March 27th, 204 — ID Server Misconfiguration

A server configuration issue resulted in the ID service being unable to handle all incoming requests, which led to intermittent availability of Spreedly services, some transaction impacts, and 500 type errors being served to customers.

What Happened

On 3/27, at 2:30 PM UTC, Spreedly engineers began scheduled maintenance of the Spreedly ID service which handles authentication and authorization for other Spreedly services. A redeploy of the ID service, following the maintenance, revealed a latent server misconfiguration which led to application issues on specific servers in the ID cluster.

At 5:41 PM UTC, the Spreedly Core service began intermittently responding with errors, as the ID service was no longer able to handle all incoming authorization requests.

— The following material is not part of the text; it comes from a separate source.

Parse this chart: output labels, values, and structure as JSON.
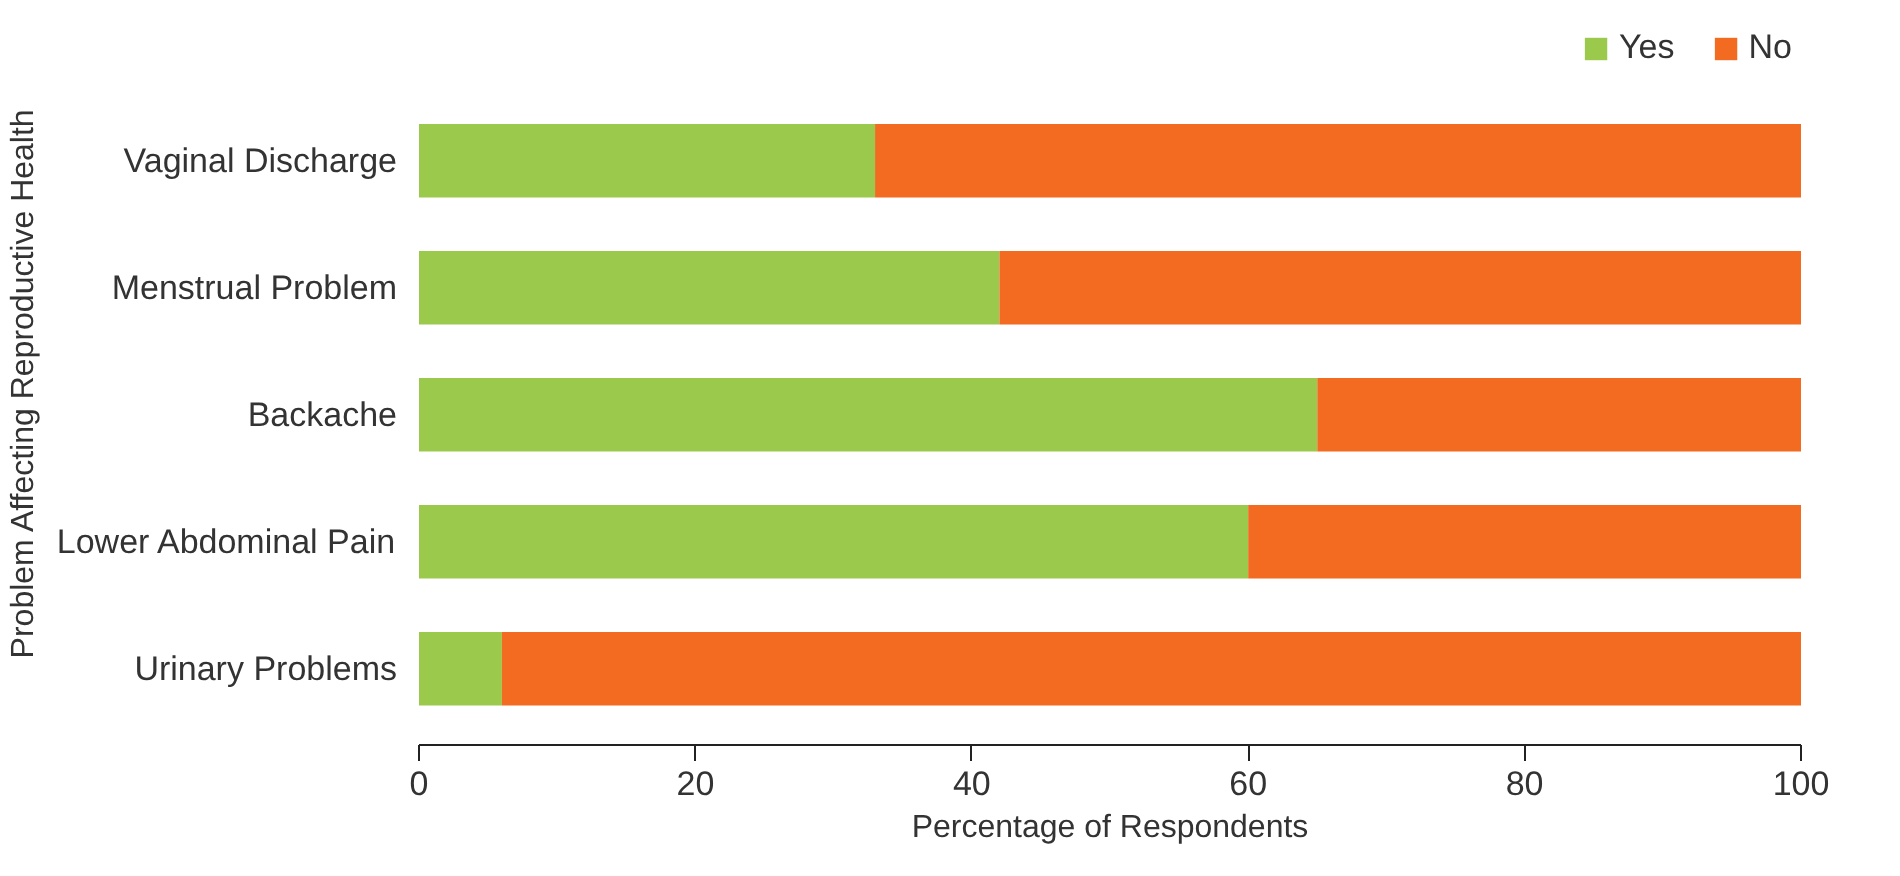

At 5:47 PM UTC, Spreedly engineers observed the increase in 500s from ID and began investigating. The misconfiguration was discovered and corrected at 6:22 PM UTC at which point the ID service began to recover. Errors from Spreedly Core services ceased entirely at 6:26 PM UTC.

Next Steps

Spreedly engineers have corrected the configurations that contributed to the application issues and are working to determine additional improvements that would prevent reoccurrence.

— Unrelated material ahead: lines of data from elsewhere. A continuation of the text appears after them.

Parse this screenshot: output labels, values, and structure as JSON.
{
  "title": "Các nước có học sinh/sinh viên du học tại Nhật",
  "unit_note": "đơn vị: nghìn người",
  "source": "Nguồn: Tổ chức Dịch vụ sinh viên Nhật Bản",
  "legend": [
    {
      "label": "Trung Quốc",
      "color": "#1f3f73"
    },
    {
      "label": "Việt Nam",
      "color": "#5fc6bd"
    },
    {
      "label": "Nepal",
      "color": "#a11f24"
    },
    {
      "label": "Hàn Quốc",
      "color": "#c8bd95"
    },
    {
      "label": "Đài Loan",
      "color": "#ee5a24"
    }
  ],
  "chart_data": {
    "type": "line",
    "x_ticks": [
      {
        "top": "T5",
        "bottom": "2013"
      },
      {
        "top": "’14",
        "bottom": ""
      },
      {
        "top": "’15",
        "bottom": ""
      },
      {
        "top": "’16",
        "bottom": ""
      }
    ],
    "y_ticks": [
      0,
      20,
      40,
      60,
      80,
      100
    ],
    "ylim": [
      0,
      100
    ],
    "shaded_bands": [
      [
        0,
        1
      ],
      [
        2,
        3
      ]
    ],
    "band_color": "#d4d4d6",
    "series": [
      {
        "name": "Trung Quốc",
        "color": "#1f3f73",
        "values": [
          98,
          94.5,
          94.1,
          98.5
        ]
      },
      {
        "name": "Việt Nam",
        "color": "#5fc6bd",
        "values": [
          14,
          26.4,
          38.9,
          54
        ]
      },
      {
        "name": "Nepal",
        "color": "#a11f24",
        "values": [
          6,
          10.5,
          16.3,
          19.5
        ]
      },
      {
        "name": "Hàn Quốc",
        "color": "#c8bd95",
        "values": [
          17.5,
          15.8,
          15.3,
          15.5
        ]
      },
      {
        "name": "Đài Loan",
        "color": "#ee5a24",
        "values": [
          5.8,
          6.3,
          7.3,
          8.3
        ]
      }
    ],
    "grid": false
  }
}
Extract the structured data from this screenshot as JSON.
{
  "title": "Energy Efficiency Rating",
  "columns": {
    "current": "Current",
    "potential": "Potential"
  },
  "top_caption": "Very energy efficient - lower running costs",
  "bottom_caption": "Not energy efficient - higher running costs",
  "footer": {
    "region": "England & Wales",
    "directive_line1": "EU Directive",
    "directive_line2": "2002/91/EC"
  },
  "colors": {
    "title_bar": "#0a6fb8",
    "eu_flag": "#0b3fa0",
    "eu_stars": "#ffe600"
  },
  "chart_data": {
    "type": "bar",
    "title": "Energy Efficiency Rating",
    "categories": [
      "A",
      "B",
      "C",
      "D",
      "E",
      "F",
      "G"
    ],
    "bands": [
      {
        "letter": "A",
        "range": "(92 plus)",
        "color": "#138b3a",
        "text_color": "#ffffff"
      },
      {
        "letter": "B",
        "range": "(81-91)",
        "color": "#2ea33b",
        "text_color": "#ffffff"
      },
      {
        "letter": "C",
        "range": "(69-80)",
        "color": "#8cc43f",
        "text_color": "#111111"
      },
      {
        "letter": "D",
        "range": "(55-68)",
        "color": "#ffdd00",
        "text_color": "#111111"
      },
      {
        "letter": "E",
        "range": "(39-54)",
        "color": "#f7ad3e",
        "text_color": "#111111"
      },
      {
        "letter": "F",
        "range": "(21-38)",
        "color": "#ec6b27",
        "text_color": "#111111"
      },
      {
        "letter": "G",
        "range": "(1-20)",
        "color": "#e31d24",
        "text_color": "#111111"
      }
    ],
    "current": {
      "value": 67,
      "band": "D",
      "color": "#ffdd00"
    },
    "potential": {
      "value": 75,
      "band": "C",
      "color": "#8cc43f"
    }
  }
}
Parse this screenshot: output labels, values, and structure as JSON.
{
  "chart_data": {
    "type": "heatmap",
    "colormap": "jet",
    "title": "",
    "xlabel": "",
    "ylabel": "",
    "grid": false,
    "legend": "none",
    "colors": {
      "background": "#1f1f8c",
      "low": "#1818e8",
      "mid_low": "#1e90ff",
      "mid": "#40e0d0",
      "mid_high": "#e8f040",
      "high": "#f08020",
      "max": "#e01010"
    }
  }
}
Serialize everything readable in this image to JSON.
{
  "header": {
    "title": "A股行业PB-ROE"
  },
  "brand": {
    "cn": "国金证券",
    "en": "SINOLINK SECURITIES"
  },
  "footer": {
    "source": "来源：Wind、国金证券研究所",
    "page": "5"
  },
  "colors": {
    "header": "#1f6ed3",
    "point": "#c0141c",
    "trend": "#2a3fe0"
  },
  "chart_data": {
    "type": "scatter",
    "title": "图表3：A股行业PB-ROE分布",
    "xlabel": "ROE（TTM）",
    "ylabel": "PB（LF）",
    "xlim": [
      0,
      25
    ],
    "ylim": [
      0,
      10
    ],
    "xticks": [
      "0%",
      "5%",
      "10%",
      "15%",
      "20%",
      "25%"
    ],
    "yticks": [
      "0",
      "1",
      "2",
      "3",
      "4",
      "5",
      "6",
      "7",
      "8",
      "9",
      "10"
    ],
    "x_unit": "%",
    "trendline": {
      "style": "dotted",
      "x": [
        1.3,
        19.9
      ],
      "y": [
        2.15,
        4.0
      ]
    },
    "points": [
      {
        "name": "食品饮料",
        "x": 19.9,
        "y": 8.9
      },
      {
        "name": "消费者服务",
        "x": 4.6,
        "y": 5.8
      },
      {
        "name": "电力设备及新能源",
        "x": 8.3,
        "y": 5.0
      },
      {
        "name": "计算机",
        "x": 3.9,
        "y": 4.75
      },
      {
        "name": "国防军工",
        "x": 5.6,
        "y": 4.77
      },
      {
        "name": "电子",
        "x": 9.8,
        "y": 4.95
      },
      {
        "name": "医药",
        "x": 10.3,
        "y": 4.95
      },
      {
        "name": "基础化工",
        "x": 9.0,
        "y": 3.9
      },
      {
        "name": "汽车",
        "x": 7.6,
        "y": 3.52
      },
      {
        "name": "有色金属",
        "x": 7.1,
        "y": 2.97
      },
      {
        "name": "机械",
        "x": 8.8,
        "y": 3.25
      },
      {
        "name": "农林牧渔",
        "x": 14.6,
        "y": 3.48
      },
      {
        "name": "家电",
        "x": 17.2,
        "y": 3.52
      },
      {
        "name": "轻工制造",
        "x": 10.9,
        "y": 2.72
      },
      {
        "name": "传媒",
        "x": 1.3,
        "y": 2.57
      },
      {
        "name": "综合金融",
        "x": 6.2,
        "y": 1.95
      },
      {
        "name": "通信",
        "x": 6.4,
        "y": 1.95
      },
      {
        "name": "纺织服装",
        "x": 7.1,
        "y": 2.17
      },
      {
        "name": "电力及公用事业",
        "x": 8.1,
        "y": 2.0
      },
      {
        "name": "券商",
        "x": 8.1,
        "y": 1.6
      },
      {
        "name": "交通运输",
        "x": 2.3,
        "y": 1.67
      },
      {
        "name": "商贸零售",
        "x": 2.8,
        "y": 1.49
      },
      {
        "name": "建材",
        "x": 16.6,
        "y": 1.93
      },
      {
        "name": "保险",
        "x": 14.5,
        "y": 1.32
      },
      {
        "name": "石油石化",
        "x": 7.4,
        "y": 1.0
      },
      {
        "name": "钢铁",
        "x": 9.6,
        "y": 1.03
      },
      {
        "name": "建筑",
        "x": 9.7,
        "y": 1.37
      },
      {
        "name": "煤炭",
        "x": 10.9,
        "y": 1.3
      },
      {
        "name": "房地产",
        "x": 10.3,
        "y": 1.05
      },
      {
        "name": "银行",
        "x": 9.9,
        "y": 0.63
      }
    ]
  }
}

Spreedly engineers are taking steps to lower the alerting thresholds for the ID service to provide earlier notification of similar issues.

Conclusion

We apologize for the disruption of the service, our goal is to maintain a reliable service for our customers so avoiding these kind of events is one of our top priorities. We’ll drive our efforts to keep improving our services.

Posted Apr 05, 2024 - 13:39 EDT

Resolved
After a period of monitoring, this incident is considered resolved.

We appreciate your patience and apologize for any inconvenience. We will publish a post mortem related to this incident.
Posted Mar 27, 2024 - 14:07 EDT
Monitoring
We identified an issue that resulted in intermittent transaction failures. A fix has been implemented at 1:22 EST, we are monitoring the results.
We apologize for any disruption to service.
Posted Mar 27, 2024 - 13:48 EDT
Investigating
We are currently investigating an issue with access to the Dashboard application and related intermittent 500 errors.

We apologize for any disruption to service.
Posted Mar 27, 2024 - 13:25 EDT
This incident affected: Core Transactional API and Supporting Services (Spreedly Dashboard).